Je me souviens que je cherchais une façon de créer un intimité, un chuchotement au creu de l’oreille. Il fallait surtout que Sève est un excellent retour afin qu’elle n’ait pas à forcer et qu’elle s’entende bien pendant la prise de son. La solution a été paradoxalement de pousser le gain d’entrée (tant pis pour le souffle qui vient immanquablement avec cette pratique) et de demander à Sève de chanter à plus d’un mètre du micro. Vous pourrez prêter attention au résultat en écoutant la chanson.

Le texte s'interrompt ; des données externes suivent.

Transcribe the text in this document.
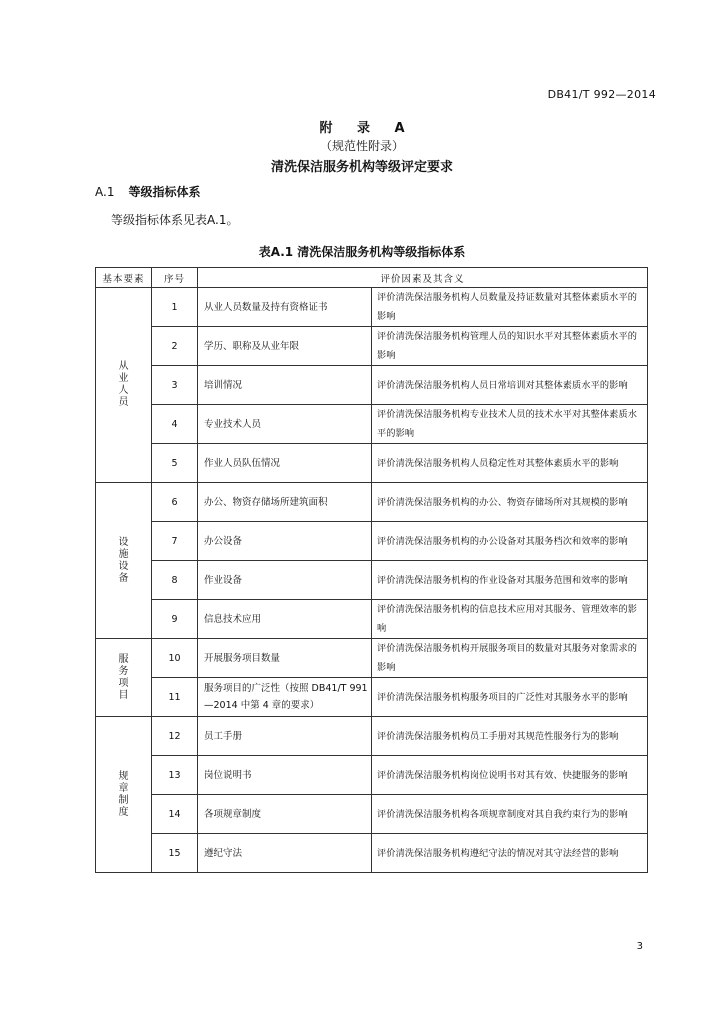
DB41/T 992—2014
附 录 A
（规范性附录）
清洗保洁服务机构等级评定要求
A.1 等级指标体系
等级指标体系见表A.1。
表A.1 清洗保洁服务机构等级指标体系
基本要素	序号	评价因素及其含义	
从业人员	1	从业人员数量及持有资格证书	评价清洗保洁服务机构人员数量及持证数量对其整体素质水平的影响
	2	学历、职称及从业年限	评价清洗保洁服务机构管理人员的知识水平对其整体素质水平的影响
	3	培训情况	评价清洗保洁服务机构人员日常培训对其整体素质水平的影响
	4	专业技术人员	评价清洗保洁服务机构专业技术人员的技术水平对其整体素质水平的影响
	5	作业人员队伍情况	评价清洗保洁服务机构人员稳定性对其整体素质水平的影响
设施设备	6	办公、物资存储场所建筑面积	评价清洗保洁服务机构的办公、物资存储场所对其规模的影响
	7	办公设备	评价清洗保洁服务机构的办公设备对其服务档次和效率的影响
	8	作业设备	评价清洗保洁服务机构的作业设备对其服务范围和效率的影响
	9	信息技术应用	评价清洗保洁服务机构的信息技术应用对其服务、管理效率的影响
服务项目	10	开展服务项目数量	评价清洗保洁服务机构开展服务项目的数量对其服务对象需求的影响
	11	服务项目的广泛性（按照 DB41/T 991—2014 中第 4 章的要求）	评价清洗保洁服务机构服务项目的广泛性对其服务水平的影响
规章制度	12	员工手册	评价清洗保洁服务机构员工手册对其规范性服务行为的影响
	13	岗位说明书	评价清洗保洁服务机构岗位说明书对其有效、快捷服务的影响
	14	各项规章制度	评价清洗保洁服务机构各项规章制度对其自我约束行为的影响
	15	遵纪守法	评价清洗保洁服务机构遵纪守法的情况对其守法经营的影响
3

Sinon que dire de l’arrangement ? C’est une ballade. Les solos sont très plaintifs. Je trouve que ça renforce l’ambiance triste (y’avait peu être pas besoin…). Je suis assez fier aussi de la façon dont j’ai introduit le piano dans l’ensemble.
ça reste une sorte de tic chez moi cette façon d’empiler les instruments.  Même si cette pratique est loin d’être originale, je n’arrive pas toujours à m’en affranchir.

Voici donc finie cette petite expression sur cette 9ème chanson de « Ere de Je ».
Dernière palabre avec la ligne droite de l’ultime titre.